Güler yüz ve tatlı dilin önemini anlatan çok güzel temsilî bir hikâye vardır, şöyle ki: “Güneş ile rüzgar, güç konusunda iddiaya girerler. İkisi de ben daha güçlüyüm, iddiasındadır. Derken rüzgâr meydan okurcasına ileriye atılıp; “şu yolda yürüyen adamın ceketini kim çıkartabilirse, en güçlü odur,” der ve esmeye başlar... Fakat rüz-gâr estikçe adam ceketini iliklemeye ve daha bir sarılmaya başlar. Rüzgâr şiddetini artırdıkça adam, çıkarmak şöyle dursun; asla bırakmam, dercesine ceketine sımsıkı sarılır. Bu sefer de güneş, rüzgara; “çıkartamadın, sen kenara çekil! Bak, ben onun ceketini nasıl çıkartacağım gör,” der ve adamı tatlı tatlı ısıtmaya başlar. Güneşten büyük keyif alıp yavaş yavaş ısınmaya başlayan adam, önce ceketinin düğmelerini bir bir çözer. Daha sonra biraz daha ısınınca terlememek için ceketini çıkarıp omuzuna atar. Evet doğru; kabalık ve sertliğin zorla yapamadığını; nezaket ve zarafet hiç zorlanmadan yapar.
Allahü Teâlâ, Sevgili Peygamberimize hitaben şöyle buyuruyor: “Sen, insanları Allah yoluna hikmetle, güzel ve makul öğütlerle dâvet et, gerektiği zaman da onlarla en güzel tarzda mücadele et!” (Nahl 125) Dolayısıyla kaba ve nezaketsiz olursak; dost ve arkadaşlarımız olmaz, ayrıca hiçbir kimseyi de etkileyemeyiz.
Güler yüz ve tatlı dil; dinimizde sadaka vermek kadar sevap sayılır. Hadis-i şerifte buyuruldu ki: “Güzel ve hoş bir söz de sadakadır.” (Müslim 1009) Her gün sadaka vermek, nefsimize zor gelebilir. Ancak güler yüzlü-tatlı dilli olmamızın bir maliyeti yoktur.
Başka bir hadis-i şerifte de şöyle buyurulmaktadır: “Yarım hurma da olsa sadaka vererek cehennem ateşinden korunun. Şayet (biriniz) bunu da bulamazsa, güzel sözle (korunsun.)” (Buhari 6023) İbni Hacer-i Askalanî Hazretleri diyor ki: “İnsan, kendisine verilen malla sevinip mutlu olduğu gibi, muhatap olduğu güzel sözle de sevinip mutlu olur.”
Şeyh Sadi-i Şirazî hazretleri ne güzel söylemiş: “Arkadaş! Sen, yumuşaklıkla düşmanın derisini bile yüzebilirsin.

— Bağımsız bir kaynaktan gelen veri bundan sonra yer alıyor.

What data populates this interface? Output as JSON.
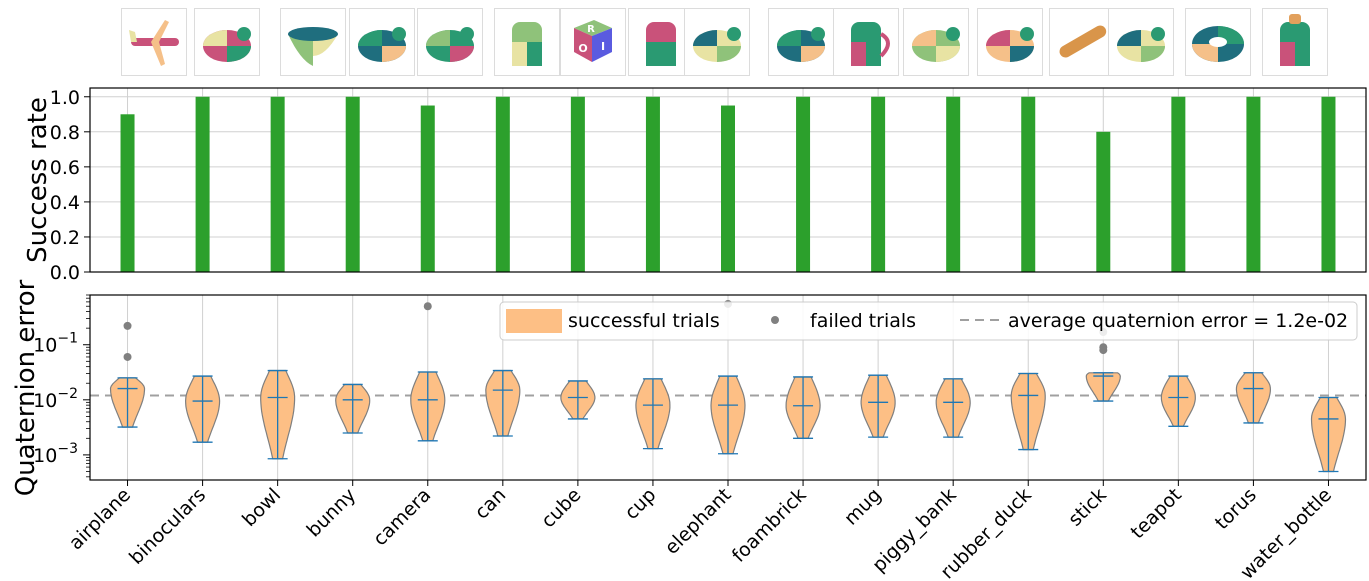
{
  "chart_data": [
    {
      "type": "bar",
      "ylabel": "Success rate",
      "ylim": [
        0,
        1.05
      ],
      "yticks": [
        "0.0",
        "0.2",
        "0.4",
        "0.6",
        "0.8",
        "1.0"
      ],
      "categories": [
        "airplane",
        "binoculars",
        "bowl",
        "bunny",
        "camera",
        "can",
        "cube",
        "cup",
        "elephant",
        "foambrick",
        "mug",
        "piggy_bank",
        "rubber_duck",
        "stick",
        "teapot",
        "torus",
        "water_bottle"
      ],
      "values": [
        0.9,
        1.0,
        1.0,
        1.0,
        0.95,
        1.0,
        1.0,
        1.0,
        0.95,
        1.0,
        1.0,
        1.0,
        1.0,
        0.8,
        1.0,
        1.0,
        1.0
      ],
      "bar_color": "#2ca02c",
      "grid": true
    },
    {
      "type": "violin",
      "ylabel": "Quaternion error",
      "yscale": "log",
      "ylim": [
        0.00035,
        0.8
      ],
      "yticks": [
        "10−3",
        "10−2",
        "10−1"
      ],
      "categories": [
        "airplane",
        "binoculars",
        "bowl",
        "bunny",
        "camera",
        "can",
        "cube",
        "cup",
        "elephant",
        "foambrick",
        "mug",
        "piggy_bank",
        "rubber_duck",
        "stick",
        "teapot",
        "torus",
        "water_bottle"
      ],
      "violins": [
        {
          "min": 0.0032,
          "median": 0.016,
          "max": 0.025
        },
        {
          "min": 0.0017,
          "median": 0.0095,
          "max": 0.027
        },
        {
          "min": 0.00085,
          "median": 0.011,
          "max": 0.034
        },
        {
          "min": 0.0025,
          "median": 0.01,
          "max": 0.019
        },
        {
          "min": 0.0018,
          "median": 0.01,
          "max": 0.032
        },
        {
          "min": 0.0022,
          "median": 0.015,
          "max": 0.034
        },
        {
          "min": 0.0045,
          "median": 0.011,
          "max": 0.022
        },
        {
          "min": 0.0013,
          "median": 0.008,
          "max": 0.024
        },
        {
          "min": 0.00105,
          "median": 0.008,
          "max": 0.027
        },
        {
          "min": 0.002,
          "median": 0.0078,
          "max": 0.026
        },
        {
          "min": 0.0021,
          "median": 0.009,
          "max": 0.028
        },
        {
          "min": 0.0021,
          "median": 0.009,
          "max": 0.024
        },
        {
          "min": 0.00125,
          "median": 0.012,
          "max": 0.03
        },
        {
          "min": 0.0095,
          "median": 0.027,
          "max": 0.031
        },
        {
          "min": 0.0033,
          "median": 0.011,
          "max": 0.027
        },
        {
          "min": 0.0038,
          "median": 0.016,
          "max": 0.031
        },
        {
          "min": 0.0005,
          "median": 0.0045,
          "max": 0.011
        }
      ],
      "failed_trials": [
        {
          "category": "airplane",
          "values": [
            0.22,
            0.06
          ]
        },
        {
          "category": "camera",
          "values": [
            0.5
          ]
        },
        {
          "category": "elephant",
          "values": [
            0.55
          ]
        },
        {
          "category": "stick",
          "values": [
            0.17,
            0.09,
            0.08
          ]
        }
      ],
      "average_line": 0.012,
      "legend": {
        "position": "top-right",
        "entries": [
          "successful trials",
          "failed trials",
          "average quaternion error = 1.2e-02"
        ]
      },
      "violin_color": "#fdbf85",
      "line_color": "#1f77b4",
      "failed_color": "#808080",
      "average_color": "#a0a0a0"
    }
  ],
  "thumbnails": [
    "airplane",
    "binoculars",
    "bowl",
    "bunny",
    "camera",
    "can",
    "cube",
    "cup",
    "elephant",
    "foambrick",
    "mug",
    "piggy_bank",
    "rubber_duck",
    "stick",
    "teapot",
    "torus",
    "water_bottle"
  ],
  "cube_letters": [
    "R",
    "O",
    "I"
  ]
}
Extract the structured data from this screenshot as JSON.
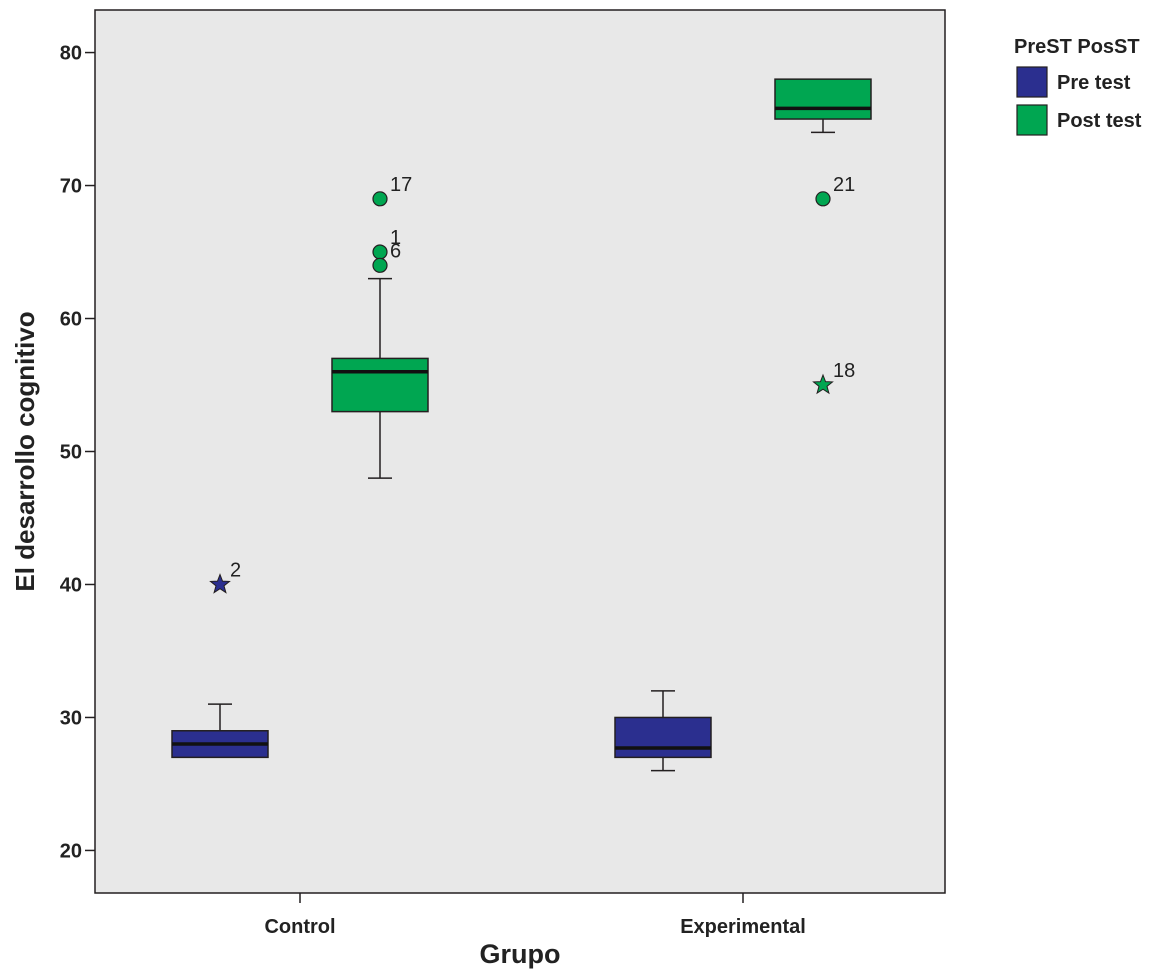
{
  "chart_data": {
    "type": "boxplot",
    "xlabel": "Grupo",
    "ylabel": "El desarrollo cognitivo",
    "ylim": [
      16.8,
      83.2
    ],
    "yticks": [
      20,
      30,
      40,
      50,
      60,
      70,
      80
    ],
    "categories": [
      "Control",
      "Experimental"
    ],
    "grid": false,
    "legend": {
      "title": "PreST PosST",
      "placement": "top-right, outside plot",
      "entries": [
        "Pre test",
        "Post test"
      ]
    },
    "series": [
      {
        "name": "Pre test",
        "color": "#2b2f8f",
        "boxes": [
          {
            "category": "Control",
            "min": 27,
            "q1": 27,
            "median": 28,
            "q3": 29,
            "max": 31,
            "outliers": [
              {
                "value": 40,
                "label": "2",
                "marker": "star"
              }
            ]
          },
          {
            "category": "Experimental",
            "min": 26,
            "q1": 27,
            "median": 27.7,
            "q3": 30,
            "max": 32,
            "outliers": []
          }
        ]
      },
      {
        "name": "Post test",
        "color": "#00a651",
        "boxes": [
          {
            "category": "Control",
            "min": 48,
            "q1": 53,
            "median": 56,
            "q3": 57,
            "max": 63,
            "outliers": [
              {
                "value": 69,
                "label": "17",
                "marker": "circle"
              },
              {
                "value": 65,
                "label": "1",
                "marker": "circle"
              },
              {
                "value": 64,
                "label": "6",
                "marker": "circle"
              }
            ]
          },
          {
            "category": "Experimental",
            "min": 74,
            "q1": 75,
            "median": 75.8,
            "q3": 78,
            "max": 78,
            "outliers": [
              {
                "value": 69,
                "label": "21",
                "marker": "circle"
              },
              {
                "value": 55,
                "label": "18",
                "marker": "star"
              }
            ]
          }
        ]
      }
    ]
  },
  "colors": {
    "plot_background": "#e8e8e8",
    "axis": "#231f20"
  }
}
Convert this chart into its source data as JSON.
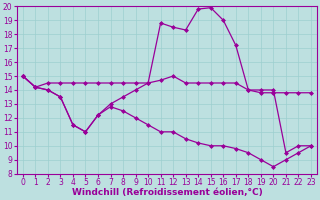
{
  "xlabel": "Windchill (Refroidissement éolien,°C)",
  "bg_color": "#bde0e0",
  "grid_color": "#9ccfcf",
  "line_color": "#990099",
  "xlim": [
    -0.5,
    23.5
  ],
  "ylim": [
    8,
    20
  ],
  "xticks": [
    0,
    1,
    2,
    3,
    4,
    5,
    6,
    7,
    8,
    9,
    10,
    11,
    12,
    13,
    14,
    15,
    16,
    17,
    18,
    19,
    20,
    21,
    22,
    23
  ],
  "yticks": [
    8,
    9,
    10,
    11,
    12,
    13,
    14,
    15,
    16,
    17,
    18,
    19,
    20
  ],
  "line1_x": [
    0,
    1,
    2,
    3,
    4,
    5,
    6,
    7,
    8,
    9,
    10,
    11,
    12,
    13,
    14,
    15,
    16,
    17,
    18,
    19,
    20,
    21,
    22,
    23
  ],
  "line1_y": [
    15.0,
    14.2,
    14.5,
    14.5,
    14.5,
    14.5,
    14.5,
    14.5,
    14.5,
    14.5,
    14.5,
    14.7,
    15.0,
    14.5,
    14.5,
    14.5,
    14.5,
    14.5,
    14.0,
    13.8,
    13.8,
    13.8,
    13.8,
    13.8
  ],
  "line2_x": [
    0,
    1,
    2,
    3,
    4,
    5,
    6,
    7,
    8,
    9,
    10,
    11,
    12,
    13,
    14,
    15,
    16,
    17,
    18,
    19,
    20,
    21,
    22,
    23
  ],
  "line2_y": [
    15.0,
    14.2,
    14.0,
    13.5,
    11.5,
    11.0,
    12.2,
    13.0,
    13.5,
    14.0,
    14.5,
    18.8,
    18.5,
    18.3,
    19.8,
    19.9,
    19.0,
    17.2,
    14.0,
    14.0,
    14.0,
    9.5,
    10.0,
    10.0
  ],
  "line3_x": [
    0,
    1,
    2,
    3,
    4,
    5,
    6,
    7,
    8,
    9,
    10,
    11,
    12,
    13,
    14,
    15,
    16,
    17,
    18,
    19,
    20,
    21,
    22,
    23
  ],
  "line3_y": [
    15.0,
    14.2,
    14.0,
    13.5,
    11.5,
    11.0,
    12.2,
    12.8,
    12.5,
    12.0,
    11.5,
    11.0,
    11.0,
    10.5,
    10.2,
    10.0,
    10.0,
    9.8,
    9.5,
    9.0,
    8.5,
    9.0,
    9.5,
    10.0
  ],
  "marker": "D",
  "marker_size": 2.0,
  "line_width": 0.9,
  "tick_fontsize": 5.5,
  "label_fontsize": 6.5
}
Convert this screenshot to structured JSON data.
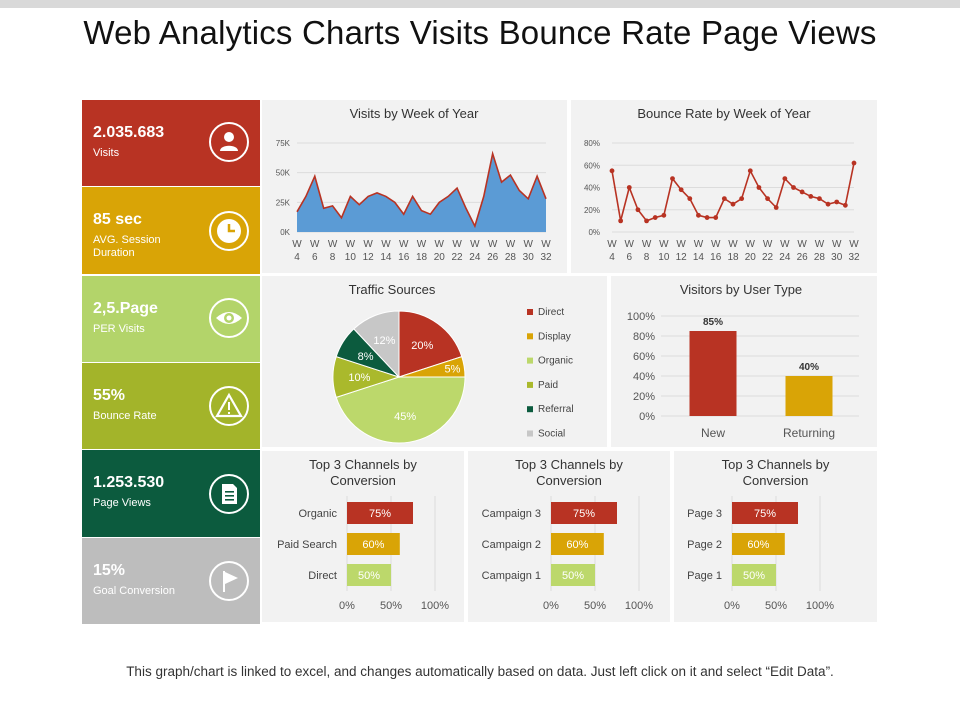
{
  "title": "Web Analytics Charts Visits Bounce Rate Page Views",
  "footer": "This graph/chart is linked to excel, and changes automatically based on data. Just left click on it and select “Edit Data”.",
  "kpis": [
    {
      "value": "2.035.683",
      "label": "Visits",
      "color": "#b83323",
      "icon": "user-icon"
    },
    {
      "value": "85 sec",
      "label": "AVG.  Session Duration",
      "color": "#d9a406",
      "icon": "clock-icon"
    },
    {
      "value": "2,5.Page",
      "label": "PER Visits",
      "color": "#b3d46a",
      "icon": "eye-icon"
    },
    {
      "value": "55%",
      "label": "Bounce Rate",
      "color": "#a3b42a",
      "icon": "warning-icon"
    },
    {
      "value": "1.253.530",
      "label": "Page Views",
      "color": "#0c5b3e",
      "icon": "document-icon"
    },
    {
      "value": "15%",
      "label": "Goal Conversion",
      "color": "#bdbdbd",
      "icon": "flag-icon"
    }
  ],
  "chart_data": [
    {
      "id": "visits",
      "type": "area",
      "title": "Visits by Week of Year",
      "x": [
        4,
        5,
        6,
        7,
        8,
        9,
        10,
        11,
        12,
        13,
        14,
        15,
        16,
        17,
        18,
        19,
        20,
        21,
        22,
        23,
        24,
        25,
        26,
        27,
        28,
        29,
        30,
        31,
        32
      ],
      "x_tick_labels": [
        "W 4",
        "W 6",
        "W 8",
        "W 10",
        "W 12",
        "W 14",
        "W 16",
        "W 18",
        "W 20",
        "W 22",
        "W 24",
        "W 26",
        "W 28",
        "W 30",
        "W 32"
      ],
      "values": [
        17000,
        30000,
        47000,
        20000,
        22000,
        12000,
        30000,
        23000,
        30000,
        33000,
        30000,
        25000,
        15000,
        30000,
        18000,
        15000,
        25000,
        30000,
        37000,
        20000,
        5000,
        30000,
        66000,
        42000,
        48000,
        35000,
        28000,
        47000,
        28000
      ],
      "ylim": [
        0,
        75000
      ],
      "y_tick_labels": [
        "0K",
        "25K",
        "50K",
        "75K"
      ],
      "color": "#5b9bd5",
      "line_color": "#b83323"
    },
    {
      "id": "bounce",
      "type": "line",
      "title": "Bounce Rate by Week of Year",
      "x": [
        4,
        5,
        6,
        7,
        8,
        9,
        10,
        11,
        12,
        13,
        14,
        15,
        16,
        17,
        18,
        19,
        20,
        21,
        22,
        23,
        24,
        25,
        26,
        27,
        28,
        29,
        30,
        31,
        32
      ],
      "x_tick_labels": [
        "W 4",
        "W 6",
        "W 8",
        "W 10",
        "W 12",
        "W 14",
        "W 16",
        "W 18",
        "W 20",
        "W 22",
        "W 24",
        "W 26",
        "W 28",
        "W 30",
        "W 32"
      ],
      "values": [
        55,
        10,
        40,
        20,
        10,
        13,
        15,
        48,
        38,
        30,
        15,
        13,
        13,
        30,
        25,
        30,
        55,
        40,
        30,
        22,
        48,
        40,
        36,
        32,
        30,
        25,
        27,
        24,
        62
      ],
      "ylim": [
        0,
        80
      ],
      "y_tick_labels": [
        "0%",
        "20%",
        "40%",
        "60%",
        "80%"
      ],
      "color": "#b83323"
    },
    {
      "id": "traffic",
      "type": "pie",
      "title": "Traffic Sources",
      "slices": [
        {
          "label": "Direct",
          "value": 20,
          "text": "20%",
          "color": "#b83323"
        },
        {
          "label": "Display",
          "value": 5,
          "text": "5%",
          "color": "#d9a406"
        },
        {
          "label": "Organic",
          "value": 45,
          "text": "45%",
          "color": "#bcd86b"
        },
        {
          "label": "Paid",
          "value": 10,
          "text": "10%",
          "color": "#aab92c"
        },
        {
          "label": "Referral",
          "value": 8,
          "text": "8%",
          "color": "#0c5b3e"
        },
        {
          "label": "Social",
          "value": 12,
          "text": "12%",
          "color": "#c7c7c7"
        }
      ]
    },
    {
      "id": "usertype",
      "type": "bar",
      "title": "Visitors by User Type",
      "categories": [
        "New",
        "Returning"
      ],
      "values": [
        85,
        40
      ],
      "value_labels": [
        "85%",
        "40%"
      ],
      "colors": [
        "#b83323",
        "#d9a406"
      ],
      "ylim": [
        0,
        100
      ],
      "y_tick_labels": [
        "0%",
        "20%",
        "40%",
        "60%",
        "80%",
        "100%"
      ]
    },
    {
      "id": "conv1",
      "type": "bar",
      "title": "Top 3 Channels by Conversion",
      "categories": [
        "Organic",
        "Paid Search",
        "Direct"
      ],
      "values": [
        75,
        60,
        50
      ],
      "value_labels": [
        "75%",
        "60%",
        "50%"
      ],
      "colors": [
        "#b83323",
        "#d9a406",
        "#bcd86b"
      ],
      "xlim": [
        0,
        100
      ],
      "x_tick_labels": [
        "0%",
        "50%",
        "100%"
      ]
    },
    {
      "id": "conv2",
      "type": "bar",
      "title": "Top 3 Channels by Conversion",
      "categories": [
        "Campaign 3",
        "Campaign 2",
        "Campaign 1"
      ],
      "values": [
        75,
        60,
        50
      ],
      "value_labels": [
        "75%",
        "60%",
        "50%"
      ],
      "colors": [
        "#b83323",
        "#d9a406",
        "#bcd86b"
      ],
      "xlim": [
        0,
        100
      ],
      "x_tick_labels": [
        "0%",
        "50%",
        "100%"
      ]
    },
    {
      "id": "conv3",
      "type": "bar",
      "title": "Top 3 Channels by Conversion",
      "categories": [
        "Page 3",
        "Page 2",
        "Page 1"
      ],
      "values": [
        75,
        60,
        50
      ],
      "value_labels": [
        "75%",
        "60%",
        "50%"
      ],
      "colors": [
        "#b83323",
        "#d9a406",
        "#bcd86b"
      ],
      "xlim": [
        0,
        100
      ],
      "x_tick_labels": [
        "0%",
        "50%",
        "100%"
      ]
    }
  ]
}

Fakat sert muamele, dostu dahi düşman eder. Örs gibi katı yüzlülük edersen, muhakkak kafana çekiç yersin…”
Bir kimsenin iyi bir Müslüman olduğu; güler yüzü, tatlı dili, güzel ahlakı, cömertliği, münakaşa etmemesi, özürleri kabul etmesi ve herkese merhamet etmesinden anlaşılır. “İnsan, dilinin altında gizlidir,” demişler, ne kadar doğru bir söz. Yumuşak, hoşa giden, gönül alıcı, samimi, etkileyici, inandırıcı ve yerinde söylenen bir çift söz, insanların hoşuna gider. Bir kişinin kültürlü, görgülü, hürmetkâr, saygılı ve terbiyeli olup olmadığı da, güler yüz ve tatlı dilinden anlaşılır.